Há um novo mundo a ser desbravado. Universalização e ponto único de acesso, padrões uniformes de intercâmbio de informações, interoperabilidade, banco de dados referencial, repositório confiável de documentos natodigitais, livros eletrônicos, verificação de integridade, matrícula digital etc. É preciso acelerar o processo de modernização do sistema registral.

Na despedida da primeira gestão, em 2006, deixei consignado nos anais do Instituto o seguinte:

“Eu tive um sonho...

Um dia, há muito, tive um sonho. Um lindo sonho de realizações, um belo sonho de transformações.

Sonhei que o Registro de Imóveis despertava de um sono profundo, tranquilo e duradouro. Vi que o impulso de renovação despontava em tímidos movimentos. Logo ele se faria mais firme, mais rápido, intenso, seguro, certo. Um registro que atingindo afinal o termo de um longo ciclo agora agita-se em ondas de transformação.

Eu tive um sonho de mudanças. E era um sonho de renovação.

Estava em minhas mãos tocar este velho companheiro, impulsioná-lo tão suavemente quanto pudesse para ajudá-lo a realizar o seu grande destino”.

Como decíamos ayer...

Do Registro de Imóveis cuidam os registradores!

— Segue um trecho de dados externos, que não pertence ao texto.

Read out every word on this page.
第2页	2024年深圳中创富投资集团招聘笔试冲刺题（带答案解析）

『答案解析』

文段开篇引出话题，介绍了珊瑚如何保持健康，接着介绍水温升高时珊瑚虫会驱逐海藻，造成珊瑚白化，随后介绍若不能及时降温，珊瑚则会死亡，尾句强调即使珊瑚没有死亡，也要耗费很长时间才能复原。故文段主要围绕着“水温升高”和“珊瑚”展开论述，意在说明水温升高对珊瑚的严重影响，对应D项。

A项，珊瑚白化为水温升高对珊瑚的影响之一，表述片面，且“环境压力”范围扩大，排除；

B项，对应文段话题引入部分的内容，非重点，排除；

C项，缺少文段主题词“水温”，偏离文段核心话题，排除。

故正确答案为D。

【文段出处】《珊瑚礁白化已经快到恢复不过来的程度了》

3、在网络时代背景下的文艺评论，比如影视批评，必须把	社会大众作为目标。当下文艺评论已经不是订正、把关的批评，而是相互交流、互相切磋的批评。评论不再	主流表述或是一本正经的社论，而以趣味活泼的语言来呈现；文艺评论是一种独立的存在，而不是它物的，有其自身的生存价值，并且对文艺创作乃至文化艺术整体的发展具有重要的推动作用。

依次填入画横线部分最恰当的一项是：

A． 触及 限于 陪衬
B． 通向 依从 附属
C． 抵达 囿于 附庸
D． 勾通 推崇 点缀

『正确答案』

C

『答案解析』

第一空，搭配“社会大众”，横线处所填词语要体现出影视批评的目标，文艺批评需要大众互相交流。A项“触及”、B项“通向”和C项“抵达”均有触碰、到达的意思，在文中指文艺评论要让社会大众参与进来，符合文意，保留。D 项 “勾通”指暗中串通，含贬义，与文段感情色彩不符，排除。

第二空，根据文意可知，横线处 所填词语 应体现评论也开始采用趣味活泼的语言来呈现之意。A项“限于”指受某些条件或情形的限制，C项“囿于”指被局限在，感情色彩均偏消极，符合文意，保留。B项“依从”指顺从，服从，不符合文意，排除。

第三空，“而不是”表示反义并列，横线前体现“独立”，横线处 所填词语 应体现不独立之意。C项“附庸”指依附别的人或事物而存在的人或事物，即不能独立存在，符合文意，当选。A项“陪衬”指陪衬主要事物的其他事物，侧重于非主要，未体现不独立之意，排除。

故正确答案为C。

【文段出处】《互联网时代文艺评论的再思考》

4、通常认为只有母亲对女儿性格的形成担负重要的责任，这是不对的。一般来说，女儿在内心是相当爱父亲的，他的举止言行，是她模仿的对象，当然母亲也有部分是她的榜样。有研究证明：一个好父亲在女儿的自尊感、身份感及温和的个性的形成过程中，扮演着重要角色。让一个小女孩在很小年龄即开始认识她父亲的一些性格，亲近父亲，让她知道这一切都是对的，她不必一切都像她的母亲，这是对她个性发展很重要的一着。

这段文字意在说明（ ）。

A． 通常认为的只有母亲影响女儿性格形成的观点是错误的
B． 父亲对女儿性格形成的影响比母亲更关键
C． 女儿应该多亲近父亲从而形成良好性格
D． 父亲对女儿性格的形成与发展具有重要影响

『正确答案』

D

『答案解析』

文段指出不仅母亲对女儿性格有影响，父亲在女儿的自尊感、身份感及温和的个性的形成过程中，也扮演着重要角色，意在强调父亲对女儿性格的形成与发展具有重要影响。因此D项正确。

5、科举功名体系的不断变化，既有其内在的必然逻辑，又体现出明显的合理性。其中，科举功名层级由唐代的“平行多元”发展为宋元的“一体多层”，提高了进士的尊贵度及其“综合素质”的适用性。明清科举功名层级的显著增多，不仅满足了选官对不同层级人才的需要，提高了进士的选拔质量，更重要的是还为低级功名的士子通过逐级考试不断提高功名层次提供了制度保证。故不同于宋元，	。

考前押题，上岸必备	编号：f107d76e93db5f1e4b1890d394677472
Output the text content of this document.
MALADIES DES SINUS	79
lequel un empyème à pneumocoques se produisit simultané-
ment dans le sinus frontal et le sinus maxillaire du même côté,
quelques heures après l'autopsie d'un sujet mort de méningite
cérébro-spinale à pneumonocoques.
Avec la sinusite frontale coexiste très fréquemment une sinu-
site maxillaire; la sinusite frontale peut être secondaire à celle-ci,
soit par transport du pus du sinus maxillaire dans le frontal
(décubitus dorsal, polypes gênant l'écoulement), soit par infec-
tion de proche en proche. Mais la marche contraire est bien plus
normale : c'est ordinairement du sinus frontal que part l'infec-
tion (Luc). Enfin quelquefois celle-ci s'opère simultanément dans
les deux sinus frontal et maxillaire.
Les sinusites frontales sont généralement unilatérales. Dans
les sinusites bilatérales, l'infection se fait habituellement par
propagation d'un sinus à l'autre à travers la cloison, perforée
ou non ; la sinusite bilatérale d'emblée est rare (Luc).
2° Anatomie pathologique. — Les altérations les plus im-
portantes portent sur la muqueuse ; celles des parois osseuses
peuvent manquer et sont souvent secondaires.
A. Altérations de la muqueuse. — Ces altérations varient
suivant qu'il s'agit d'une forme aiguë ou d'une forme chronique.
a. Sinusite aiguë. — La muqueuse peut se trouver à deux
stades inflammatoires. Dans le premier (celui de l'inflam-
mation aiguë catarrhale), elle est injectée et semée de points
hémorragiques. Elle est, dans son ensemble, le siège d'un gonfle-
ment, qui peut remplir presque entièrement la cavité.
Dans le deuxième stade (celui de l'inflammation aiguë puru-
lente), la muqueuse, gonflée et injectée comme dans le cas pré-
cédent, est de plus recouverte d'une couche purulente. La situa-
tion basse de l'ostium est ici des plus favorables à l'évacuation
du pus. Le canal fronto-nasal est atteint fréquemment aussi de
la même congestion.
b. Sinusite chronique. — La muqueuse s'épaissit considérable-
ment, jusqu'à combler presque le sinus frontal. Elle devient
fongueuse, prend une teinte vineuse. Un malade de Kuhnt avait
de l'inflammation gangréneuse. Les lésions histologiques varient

Esta Casa é o fórum próprio e adequado para acolher, ponderar, discutir e solver divergências. Devemos buscar diluir as controvérsias, dar à luz boas ideias, fomentar as discussões técnicas e acadêmicas, produzir conhecimento, congregar companheiros de profissão, tudo em paz e harmonia.

O IRIB é – sempre foi – a “casa do registrador imobiliário brasileiro”. E a lei agora o reconhece expressamente!

Vamos construir pontes. É necessário agregar, somar esforços, conjugar boas ideias, atrair homens e mulheres devotados ao engrandecimento de nossa instituição.

Como dizíamos ontem e hoje: algo acontece agora. O futuro bate à nossa porta. Você está preparado?

Que o futuro nos encontre preparados e dispostos a superar os desafios, vencer as controvérsias, buscar, em boa paz, o que só os registradores imobiliários podem oferecer para o engrandecimento do Registro de Imóveis brasileiro.

Declaro abertos os trabalhos do XLIV Encontro dos Oficiais de Registro de Imóveis do Brasil. Muito obrigado!